Поход за последним «тигром» - Андрей Игнатьевич Алдан-Семенов
Шрифт:
Интервал:
Закладка:
От священника Вострецов узнал, что Пепеляев разделил свою дружину: четыре роты и кавалерийский эскадрон стоят в Аяне, остальные — в поселке Уйка, в восьми верстах от Аяна. Пепеляев не ведает о приходе красного корабля в Алдомскую бухту, не слышал он и об охотских событиях.
Бывают на Севере хватающие за душу ночи.
Это белые ночи июня. Тот, кто не жил на Севере, тот не поймет их таинственного очарования. Сияют и переливаются морская пена, старые пни, голые скалы, прошлогодняя алая брусника по склонам сопок. Свет брызжет из мутных речушек, горных водопадов, из тарынов, из вязкого, тающего снега долин. Свет июньских белых ночей живет в сердце, освещает мысли, трепещет в каждой песчинке, в каждой красноватой шишечке лиственницы.
В такую ночь путь в Аян показался Степану Вострецову легким — шагай себе по тридцать верст в сутки! Подобную же уверенность в легкости марша испытывали и комиссар Пшеничный, и бойцы. На их шутливые расспросы старый Элляй ответил нехотя и сердито:
— Не торопись, нюча, однако. Суетливая белка на стрелу натыкается.

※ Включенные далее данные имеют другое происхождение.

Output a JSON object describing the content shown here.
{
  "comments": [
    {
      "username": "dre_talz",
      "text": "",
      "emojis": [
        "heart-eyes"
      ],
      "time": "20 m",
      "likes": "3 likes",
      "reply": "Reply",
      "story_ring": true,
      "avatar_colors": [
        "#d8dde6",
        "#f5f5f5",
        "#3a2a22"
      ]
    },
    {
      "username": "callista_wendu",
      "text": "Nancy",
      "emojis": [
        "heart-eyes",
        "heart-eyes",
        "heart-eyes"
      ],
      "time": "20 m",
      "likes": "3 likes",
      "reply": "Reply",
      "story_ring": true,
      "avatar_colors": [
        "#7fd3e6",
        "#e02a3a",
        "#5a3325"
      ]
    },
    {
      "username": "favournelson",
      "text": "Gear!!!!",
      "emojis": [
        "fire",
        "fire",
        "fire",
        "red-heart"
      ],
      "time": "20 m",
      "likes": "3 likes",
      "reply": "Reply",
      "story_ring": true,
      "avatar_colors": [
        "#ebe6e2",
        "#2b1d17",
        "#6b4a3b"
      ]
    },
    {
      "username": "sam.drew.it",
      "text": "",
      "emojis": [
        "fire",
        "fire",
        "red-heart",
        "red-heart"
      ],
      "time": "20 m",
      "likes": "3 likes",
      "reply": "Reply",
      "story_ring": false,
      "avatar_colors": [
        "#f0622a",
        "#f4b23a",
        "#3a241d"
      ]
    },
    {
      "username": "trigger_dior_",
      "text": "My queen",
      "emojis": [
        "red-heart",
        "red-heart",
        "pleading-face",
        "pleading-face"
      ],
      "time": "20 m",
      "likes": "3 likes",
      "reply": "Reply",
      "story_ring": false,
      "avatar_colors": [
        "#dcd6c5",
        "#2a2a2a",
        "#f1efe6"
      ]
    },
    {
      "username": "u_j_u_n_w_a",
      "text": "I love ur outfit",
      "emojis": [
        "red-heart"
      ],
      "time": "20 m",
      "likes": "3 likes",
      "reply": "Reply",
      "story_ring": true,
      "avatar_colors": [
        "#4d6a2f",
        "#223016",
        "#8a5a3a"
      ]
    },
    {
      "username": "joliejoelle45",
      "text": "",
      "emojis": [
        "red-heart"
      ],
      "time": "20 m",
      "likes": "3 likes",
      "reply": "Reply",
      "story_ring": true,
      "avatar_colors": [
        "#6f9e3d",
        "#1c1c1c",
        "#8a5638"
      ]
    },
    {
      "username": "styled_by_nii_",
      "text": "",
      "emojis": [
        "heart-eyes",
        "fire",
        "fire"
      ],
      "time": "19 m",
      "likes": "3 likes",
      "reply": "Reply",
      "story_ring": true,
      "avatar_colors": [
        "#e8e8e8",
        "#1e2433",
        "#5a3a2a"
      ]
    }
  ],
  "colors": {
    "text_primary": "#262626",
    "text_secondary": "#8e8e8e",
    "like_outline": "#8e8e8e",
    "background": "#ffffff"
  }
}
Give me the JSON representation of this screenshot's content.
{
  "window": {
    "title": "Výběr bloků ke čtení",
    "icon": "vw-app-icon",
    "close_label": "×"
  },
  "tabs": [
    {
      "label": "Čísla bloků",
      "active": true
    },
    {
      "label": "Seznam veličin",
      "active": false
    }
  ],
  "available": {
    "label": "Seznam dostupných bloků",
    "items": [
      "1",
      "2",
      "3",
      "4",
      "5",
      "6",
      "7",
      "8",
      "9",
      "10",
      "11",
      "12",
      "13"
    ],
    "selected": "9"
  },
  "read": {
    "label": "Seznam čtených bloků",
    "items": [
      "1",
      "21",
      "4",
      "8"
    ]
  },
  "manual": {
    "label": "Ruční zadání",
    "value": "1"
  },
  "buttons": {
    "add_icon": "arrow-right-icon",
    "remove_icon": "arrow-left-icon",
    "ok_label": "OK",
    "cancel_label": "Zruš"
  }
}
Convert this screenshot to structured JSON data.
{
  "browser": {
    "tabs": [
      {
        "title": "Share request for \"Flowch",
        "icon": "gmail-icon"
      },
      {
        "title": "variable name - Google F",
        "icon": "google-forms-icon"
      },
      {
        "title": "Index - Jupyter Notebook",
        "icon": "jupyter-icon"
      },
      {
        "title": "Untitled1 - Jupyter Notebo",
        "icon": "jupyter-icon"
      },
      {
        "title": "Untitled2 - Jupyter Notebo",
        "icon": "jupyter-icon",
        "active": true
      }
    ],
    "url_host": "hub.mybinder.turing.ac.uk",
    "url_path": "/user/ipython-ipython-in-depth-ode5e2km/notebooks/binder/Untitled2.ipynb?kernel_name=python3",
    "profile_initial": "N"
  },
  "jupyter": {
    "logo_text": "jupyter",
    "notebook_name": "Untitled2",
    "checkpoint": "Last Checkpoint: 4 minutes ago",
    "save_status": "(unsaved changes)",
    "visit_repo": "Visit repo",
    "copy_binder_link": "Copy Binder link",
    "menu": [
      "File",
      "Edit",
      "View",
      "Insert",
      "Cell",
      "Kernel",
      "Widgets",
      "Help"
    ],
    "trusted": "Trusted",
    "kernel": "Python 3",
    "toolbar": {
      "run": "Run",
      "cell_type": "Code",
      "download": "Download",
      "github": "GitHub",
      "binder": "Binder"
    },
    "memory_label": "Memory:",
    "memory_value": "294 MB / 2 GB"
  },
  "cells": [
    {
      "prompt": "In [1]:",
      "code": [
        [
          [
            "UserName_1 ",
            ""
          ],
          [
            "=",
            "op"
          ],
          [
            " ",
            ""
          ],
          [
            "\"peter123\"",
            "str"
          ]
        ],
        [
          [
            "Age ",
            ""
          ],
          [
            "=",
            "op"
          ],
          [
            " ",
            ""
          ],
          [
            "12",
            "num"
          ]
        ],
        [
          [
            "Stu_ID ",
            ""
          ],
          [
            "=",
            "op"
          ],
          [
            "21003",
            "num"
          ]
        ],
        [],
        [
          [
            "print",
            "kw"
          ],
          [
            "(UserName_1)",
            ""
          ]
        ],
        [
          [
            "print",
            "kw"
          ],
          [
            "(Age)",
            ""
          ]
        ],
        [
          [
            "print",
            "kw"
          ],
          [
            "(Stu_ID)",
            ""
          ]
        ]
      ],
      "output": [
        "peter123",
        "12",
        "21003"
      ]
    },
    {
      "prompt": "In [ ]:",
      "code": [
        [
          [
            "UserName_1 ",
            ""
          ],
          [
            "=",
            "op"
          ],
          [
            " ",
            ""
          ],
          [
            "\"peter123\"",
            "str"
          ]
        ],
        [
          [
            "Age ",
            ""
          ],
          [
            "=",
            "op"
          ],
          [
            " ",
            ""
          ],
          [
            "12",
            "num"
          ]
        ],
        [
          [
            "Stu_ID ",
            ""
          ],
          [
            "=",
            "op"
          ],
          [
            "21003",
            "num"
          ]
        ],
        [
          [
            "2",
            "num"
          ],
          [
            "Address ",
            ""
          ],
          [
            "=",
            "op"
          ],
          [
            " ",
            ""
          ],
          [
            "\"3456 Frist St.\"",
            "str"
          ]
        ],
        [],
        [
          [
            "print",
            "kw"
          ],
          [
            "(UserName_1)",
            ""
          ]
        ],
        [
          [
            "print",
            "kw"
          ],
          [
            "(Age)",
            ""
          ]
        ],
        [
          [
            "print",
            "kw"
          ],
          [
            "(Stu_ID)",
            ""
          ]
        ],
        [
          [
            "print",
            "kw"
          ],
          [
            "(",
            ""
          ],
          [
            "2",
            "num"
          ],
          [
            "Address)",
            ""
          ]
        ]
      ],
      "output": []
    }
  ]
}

Элляй повел экспедиционный отряд волчьей тропой — единственной, что петляла по рыхлому снегу. Моховые болота сменились распадками, переполненными полой водой, голые обрывы — непроходимыми зарослями стланника, пришлось прорубать путь в их путанице. Бойцы промокли сразу же, кое-кто натер мозоли и, прихрамывая, отставал.
Белая ночь как-то незаметно погасла: пошел дождь, его сменили тяжелые снежные хлопья. Лошади, тащившие пулеметы, то увязали в снегу, то скользили и разбивались на тарынах; к концу второго дня они пали. Пулеметы пришлось нести на руках.
Второй день похода омрачился трагическим происшествием: исчезло двое красноармейцев. Вострецов отправил людей на поиски пропавших, бойцов нашли мертвыми, они сорвались с обрыва.
На третий день Элляй вывел отряд на вершину бесприютного перевала, на востоке расстилалось Охотское море.
— Сколько до Аяна, отец? — спросил Вострецов.
— Кесов семь, однако. Больно худой тропа, сап-сем устал я, но вы, как однотравные оленята, легки на копыта…
— В кесе семь верст, семью семь — сорок девять, — подсчитал Вострецов. — Мы должны пройти эти версты за сутки.
Утром шестнадцатого июня Вострецов захватил отряд пепеляевцев подпоручика Рязанского.
— До Аяна десять верст, — сказал подпоручик, и это словно подхлестнуло красноармейцев. Измученные, они приободрились.
Вострецов поднял бойцов на последний бросок. У аянской сопки неожиданно взяли в плен полковника Варгасова.
— На аянской тропе нет ни караулов, ни застав. Мы наблюдаем только за морем, ждем японского корабля. Часовые стоят лишь у склада с боеприпасами, да по ночам бродят патрули. В Уйке — маленьком поселке на берегу моря — особый батальон строит кунгасы, на которых можно уйти в случае опасности в открытое море, — сообщил полковник Варгасов.
В те первоначальные дни июня Степан Вострецов действовал с удивляющей всех энергией и смелостью. Для восстановления Советов он отправил на прииски отряд комиссара Панченко. Комиссар создал на приисках ревкомы, конфисковал у местных воротил и офицеров все награбленное золото.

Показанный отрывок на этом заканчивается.